In the aftermath of John Roberts' surprise majority opinion to uphold President Obama's health care law, many right-wingers continued their attack on the Supreme Court's chief justice, calling into question both his line of judicial reasoning and his conservative bona fides.
"John Roberts has evolved -- it didn't take him that long -- and the accolades from the left have already started.

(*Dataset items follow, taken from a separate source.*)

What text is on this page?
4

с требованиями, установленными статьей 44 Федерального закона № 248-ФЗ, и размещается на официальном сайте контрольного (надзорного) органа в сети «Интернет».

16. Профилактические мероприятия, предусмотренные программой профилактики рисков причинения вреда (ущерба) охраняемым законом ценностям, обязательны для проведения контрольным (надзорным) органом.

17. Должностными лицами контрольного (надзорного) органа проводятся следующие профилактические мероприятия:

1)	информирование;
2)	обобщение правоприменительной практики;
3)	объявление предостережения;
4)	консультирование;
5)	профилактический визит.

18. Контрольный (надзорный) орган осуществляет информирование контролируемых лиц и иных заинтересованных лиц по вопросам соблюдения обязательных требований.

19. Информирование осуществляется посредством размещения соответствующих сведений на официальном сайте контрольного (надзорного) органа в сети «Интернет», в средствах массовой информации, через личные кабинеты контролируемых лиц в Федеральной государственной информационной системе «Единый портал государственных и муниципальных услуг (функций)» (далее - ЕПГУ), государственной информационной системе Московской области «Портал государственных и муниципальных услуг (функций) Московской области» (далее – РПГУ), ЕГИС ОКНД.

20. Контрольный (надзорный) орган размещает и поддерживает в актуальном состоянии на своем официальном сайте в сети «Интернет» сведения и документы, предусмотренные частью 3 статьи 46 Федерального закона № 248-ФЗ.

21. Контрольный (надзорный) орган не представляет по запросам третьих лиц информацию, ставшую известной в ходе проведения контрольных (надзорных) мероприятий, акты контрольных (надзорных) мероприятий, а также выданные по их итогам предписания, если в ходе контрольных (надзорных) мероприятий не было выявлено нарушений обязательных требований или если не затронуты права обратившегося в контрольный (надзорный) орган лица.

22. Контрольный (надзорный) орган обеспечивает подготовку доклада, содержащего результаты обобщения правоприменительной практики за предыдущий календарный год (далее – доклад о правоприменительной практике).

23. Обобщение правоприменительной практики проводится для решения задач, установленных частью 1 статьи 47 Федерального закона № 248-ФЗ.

With the Obamacare and Arizona decisions, Roberts' activism is now firmly evident," said conservative radio host Mark Levin, whose show was taped on Thursday evening.
Calling the health care decision "absolutely lawless," Levin asserted that Thursday's proceedings, along with the "brutal attack on sovereignty" in the Arizona immigration case, means that "now we have something akin to the Warren Court," the famously liberal bench of the 1950s and 60s.
In an editorial titled "The Roberts Rules," the Wall Street Journal editorial board bemoaned the fact that "the Chief Justice had to rewrite the statute Congress passed in order to salvage it."
By labeling Obamacare's individual mandate a tax, Roberts set a "grim" precedent, the editors wrote: "an infinitely elastic and dangerous interpretation of the taxing power."
"Washington has unlimited power to impose new purchase mandates and the courts will find them constitutional if Congress calls them taxes," the editors wrote, "or even if it calls them something else and judges call them taxes."
Frances Martel at Mediaite, meanwhile, criticized Roberts for his inconsistency. Like others, she suspected that Roberts' opinion was originally a dissent -- and that the sudden shift in tone and logic is plainly evident in his language.
The first indication that Roberts is receptive to a tax is on page 39 of the ruling -- "a sign any high school English teacher could tell you that the student started writing his essay with a completely different thesis in mind, and shifted gears halfway." His decision to join the liberal wing of the court, she wrote, amounts to a "twist ending so egregious it threatens to become the hallmark of his tenure as Chief Justice, overshadowing all the good and decent jurisprudence accumulated under his name since his appointment."
National Review editor Jonah Goldberg, writing for Newsday, concurred, employing the Thomas Jefferson "twistifications" to describe Roberts' reasoning. "No court watcher I've heard from," Goldberg writes, "puts much weight on the idea that Roberts did anything other than reason backward from the result he wanted in order to buy respect from the court's critics at the expense of his own beliefs."
Not every conservative was upset with Roberts, though. David Brooks at The New York Times praised the chief justice's modesty, opining that he "made a period of innovation and change more likely ... by taking the court off center stage and by letting the political process play out."